Drought in the American West threatens Colorado and the Hoover Dam

LAKE MEAD | Millions of liters of water carried by the Colorado River pass through the turbines of the Hoover Dam near Las Vegas every day, generating electricity for hundreds of thousands of American homes.

Drought in the American West threatens Colorado and the Hoover Dam

LAKE MEAD | Millions of liters of water carried by the Colorado River pass through the turbines of the Hoover Dam near Las Vegas every day, generating electricity for hundreds of thousands of American homes.

But the chronic drought that has affected the western United States for years has reduced the volume of the reservoir so much that the hydroelectric plant may soon no longer be operational.

“We are in the 23rd year of drought here in the Colorado River basin, and Lake Mead has fallen to 28%” of its capacity, explains Patti Aaron, of the Bureau of Reclamation, the federal agency which manages the dam.

"There is no longer as much pressure to push the water through the turbines, so the efficiency drops and we are not able to produce as much energy," she continues.

At the time of its construction, the Hoover Dam was a symbol of American ambitions and the craftsmanship of its engineers. Launched in 1931, in the midst of the economic crisis, the work had mobilized thousands of workers sweating 24 hours a day to erect what was then the largest hydroelectric dam in the world.

The work dams the Colorado River, giving rise to Lake Mead, which remains to this day the largest reservoir in the United States.

At its highest, the lake reached an altitude of 365 meters above sea level. But after more than twenty years of drought, it is now at 320 meters, its lowest level since filling.

The lake is currently losing about a foot every week. If it drops below 289 meters, the dam gates will no longer be submerged and the turbines will stop.

“We are working very hard to make sure that doesn't happen,” Ms. Aaron points out.

Melt of ice

The Colorado River originates in the Rocky Mountains and meanders more than 2,300 km through Colorado, Utah, Arizona, Nevada, California and then northern Mexico where it empties -- increasingly more painfully-- into the sea.

It is mainly fed by snowfall which accumulates during the winter at high altitudes, before gradually melting during the warm months.

But under the effect of climate change, precipitation is decreasing and the snow is melting faster, depriving the river of some of its resources, which supplies water to tens of millions of people and many farms.

Boaters on Lake Mead, many from Las Vegas and surrounding towns, say they are doing their best to preserve the water.

They cite the succulents with which they have replaced their lawns and the great efforts made in desert cities to recycle water in homes.

“But you have farmers in California growing almonds for export,” grumbles Kameron Wells, who lives in nearby Henderson, Nevada.

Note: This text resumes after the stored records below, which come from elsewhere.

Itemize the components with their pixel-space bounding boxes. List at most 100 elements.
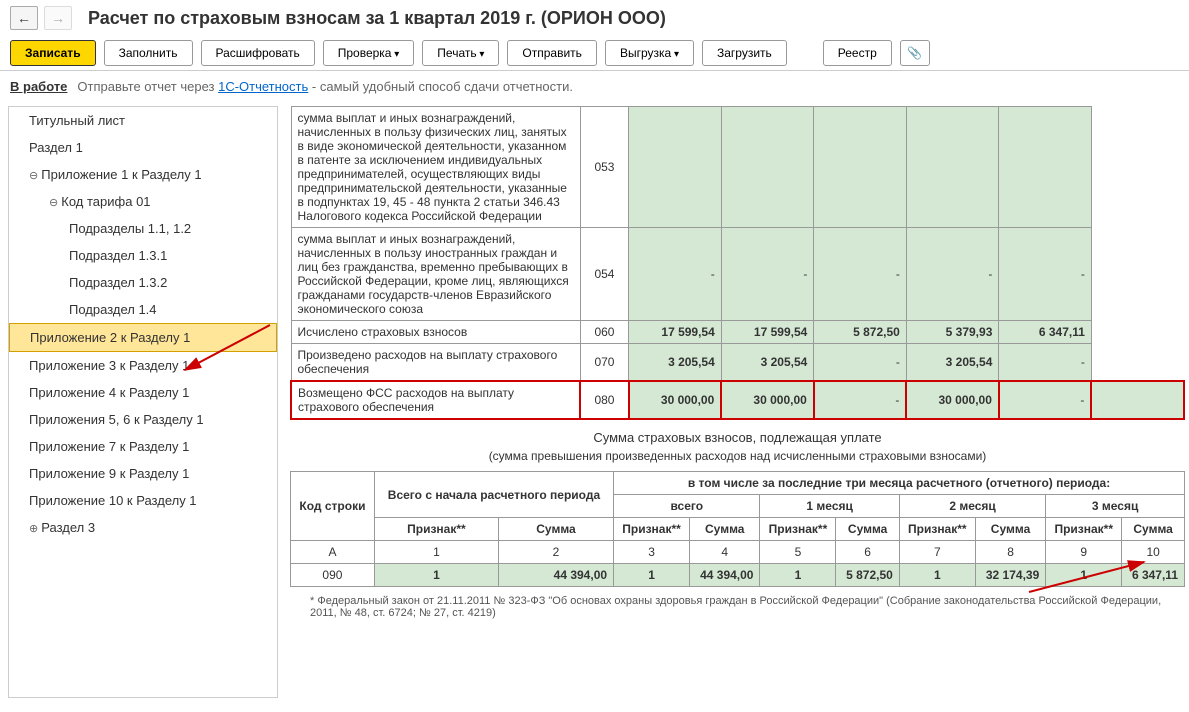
table-row: Исчислено страховых взносов06017 599,541…: [291, 321, 1184, 344]
save-button[interactable]: Записать: [10, 40, 96, 66]
idx-cell: А: [291, 541, 375, 564]
status-bar: В работе Отправьте отчет через 1С-Отчетн…: [0, 71, 1189, 102]
tree-item[interactable]: Титульный лист: [9, 107, 277, 134]
section-subtitle: (сумма превышения произведенных расходов…: [290, 449, 1185, 471]
idx-cell: 10: [1122, 541, 1185, 564]
sum-data-row: 090 1 44 394,00 1 44 394,00 1 5 872,50 1…: [291, 564, 1185, 587]
row-code: 080: [580, 381, 629, 419]
row-value[interactable]: [629, 107, 722, 228]
row-value[interactable]: -: [999, 344, 1092, 382]
sum-s1: 44 394,00: [498, 564, 613, 587]
idx-cell: 3: [614, 541, 690, 564]
row-desc: Произведено расходов на выплату страхово…: [291, 344, 580, 382]
content-area: сумма выплат и иных вознаграждений, начи…: [286, 102, 1189, 702]
sum-p2: 1: [614, 564, 690, 587]
tree-item[interactable]: Приложение 1 к Разделу 1: [9, 161, 277, 188]
row-value[interactable]: -: [814, 381, 907, 419]
hdr-all: всего: [614, 495, 760, 518]
tree-item[interactable]: Приложение 3 к Разделу 1: [9, 352, 277, 379]
tree-item[interactable]: Код тарифа 01: [9, 188, 277, 215]
status-link[interactable]: В работе: [10, 79, 67, 94]
export-button[interactable]: Выгрузка: [605, 40, 694, 66]
row-value[interactable]: 3 205,54: [721, 344, 814, 382]
row-value[interactable]: -: [906, 228, 999, 321]
row-value[interactable]: -: [721, 228, 814, 321]
row-value[interactable]: 30 000,00: [721, 381, 814, 419]
section-tree: Титульный листРаздел 1Приложение 1 к Раз…: [8, 106, 278, 698]
table-row: сумма выплат и иных вознаграждений, начи…: [291, 107, 1184, 228]
import-button[interactable]: Загрузить: [702, 40, 787, 66]
check-button[interactable]: Проверка: [323, 40, 415, 66]
tree-item[interactable]: Приложение 4 к Разделу 1: [9, 379, 277, 406]
idx-cell: 9: [1046, 541, 1122, 564]
hdr-m1: 1 месяц: [760, 495, 899, 518]
row-desc: сумма выплат и иных вознаграждений, начи…: [291, 228, 580, 321]
tree-item[interactable]: Приложения 5, 6 к Разделу 1: [9, 406, 277, 433]
row-value[interactable]: 3 205,54: [906, 344, 999, 382]
nav-forward-button[interactable]: →: [44, 6, 72, 30]
table-row: Возмещено ФСС расходов на выплату страхо…: [291, 381, 1184, 419]
row-value[interactable]: [721, 107, 814, 228]
table-row: Произведено расходов на выплату страхово…: [291, 344, 1184, 382]
tree-item[interactable]: Приложение 2 к Разделу 1: [9, 323, 277, 352]
sum-s4: 32 174,39: [975, 564, 1045, 587]
row-value[interactable]: -: [629, 228, 722, 321]
row-value[interactable]: [999, 107, 1092, 228]
nav-back-button[interactable]: ←: [10, 6, 38, 30]
sum-p1: 1: [374, 564, 498, 587]
row-value[interactable]: -: [999, 381, 1092, 419]
hdr-m3: 3 месяц: [1046, 495, 1185, 518]
hdr-m2: 2 месяц: [899, 495, 1045, 518]
row-value[interactable]: 5 872,50: [814, 321, 907, 344]
idx-cell: 5: [760, 541, 836, 564]
row-desc: Возмещено ФСС расходов на выплату страхо…: [291, 381, 580, 419]
row-value[interactable]: -: [999, 228, 1092, 321]
idx-cell: 6: [836, 541, 899, 564]
row-desc: сумма выплат и иных вознаграждений, начи…: [291, 107, 580, 228]
row-value[interactable]: -: [814, 228, 907, 321]
summary-table: Код строки Всего с начала расчетного пер…: [290, 471, 1185, 587]
sum-p4: 1: [899, 564, 975, 587]
row-value[interactable]: 30 000,00: [629, 381, 722, 419]
fill-button[interactable]: Заполнить: [104, 40, 193, 66]
registry-button[interactable]: Реестр: [823, 40, 892, 66]
nav-bar: ← → Расчет по страховым взносам за 1 ква…: [0, 0, 1189, 36]
idx-cell: 7: [899, 541, 975, 564]
idx-cell: 2: [498, 541, 613, 564]
main-data-table: сумма выплат и иных вознаграждений, начи…: [290, 106, 1185, 420]
row-code: 060: [580, 321, 629, 344]
tree-item[interactable]: Приложение 7 к Разделу 1: [9, 433, 277, 460]
tree-item[interactable]: Раздел 3: [9, 514, 277, 541]
row-value[interactable]: -: [814, 344, 907, 382]
tree-item[interactable]: Подраздел 1.4: [9, 296, 277, 323]
row-value[interactable]: [1091, 381, 1184, 419]
row-value[interactable]: 5 379,93: [906, 321, 999, 344]
decode-button[interactable]: Расшифровать: [201, 40, 315, 66]
hdr-sign: При­знак**: [760, 518, 836, 541]
service-link[interactable]: 1С-Отчетность: [218, 79, 308, 94]
sum-p3: 1: [760, 564, 836, 587]
tree-item[interactable]: Подраздел 1.3.1: [9, 242, 277, 269]
row-value[interactable]: 17 599,54: [629, 321, 722, 344]
row-value[interactable]: 30 000,00: [906, 381, 999, 419]
send-button[interactable]: Отправить: [507, 40, 597, 66]
hdr-sum: Сумма: [836, 518, 899, 541]
print-button[interactable]: Печать: [422, 40, 499, 66]
hint-pre: Отправьте отчет через: [77, 79, 218, 94]
tree-item[interactable]: Подраздел 1.3.2: [9, 269, 277, 296]
hdr-sign: При­знак**: [614, 518, 690, 541]
row-value[interactable]: 17 599,54: [721, 321, 814, 344]
row-value[interactable]: 6 347,11: [999, 321, 1092, 344]
attach-button[interactable]: 📎: [900, 40, 930, 66]
row-value[interactable]: [814, 107, 907, 228]
row-value[interactable]: 3 205,54: [629, 344, 722, 382]
tree-item[interactable]: Раздел 1: [9, 134, 277, 161]
sum-p5: 1: [1046, 564, 1122, 587]
idx-cell: 1: [374, 541, 498, 564]
tree-item[interactable]: Подразделы 1.1, 1.2: [9, 215, 277, 242]
row-code: 054: [580, 228, 629, 321]
tree-item[interactable]: Приложение 10 к Разделу 1: [9, 487, 277, 514]
tree-item[interactable]: Приложение 9 к Разделу 1: [9, 460, 277, 487]
row-code: 053: [580, 107, 629, 228]
row-value[interactable]: [906, 107, 999, 228]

In Southern California, millions of homes are now forced to limit garden watering to just one or two days a week.

But in the Nevada desert, huge mansions continue to be built at the gates of Las Vegas and green golf courses seem to emerge from the arid and dusty landscape.

"Out of sight out of mind"

For Stephanie McAfee, a climatologist at the University of Nevada in Reno, the American West has always had this improbable side. "The average rainfall in Las Vegas is about ten centimeters a year," she told AFP.

"For large cities like Las Vegas, Phoenix or Los Angeles to exist, we use the water that falls in the form of snow in western regions that are much wetter" and remote, adds the scientist.

The past two decades of drought are not all that rare on a climatic scale, according to her. But “what is happening now is that we have drought and temperatures that are much warmer, and when the temperatures are high, everything dries up more quickly”.

“It is the consequence of climate change fueled by greenhouse gas emissions from human activities.”

On Lake Mead, Jason Davis, a boat salesman, maneuvers his boat in the direction of the titanic Hoover Dam, on the sides of which rings formed by mineral deposits bear witness to the level that the water reached a few years ago.

For him, the work is not so much an electricity generator as a landscape that must be protected.

“People who didn't come can't realize. It's "out of sight, out of mind". But we use too much water,” he says. “Until you see these rings, you cannot understand” the problem.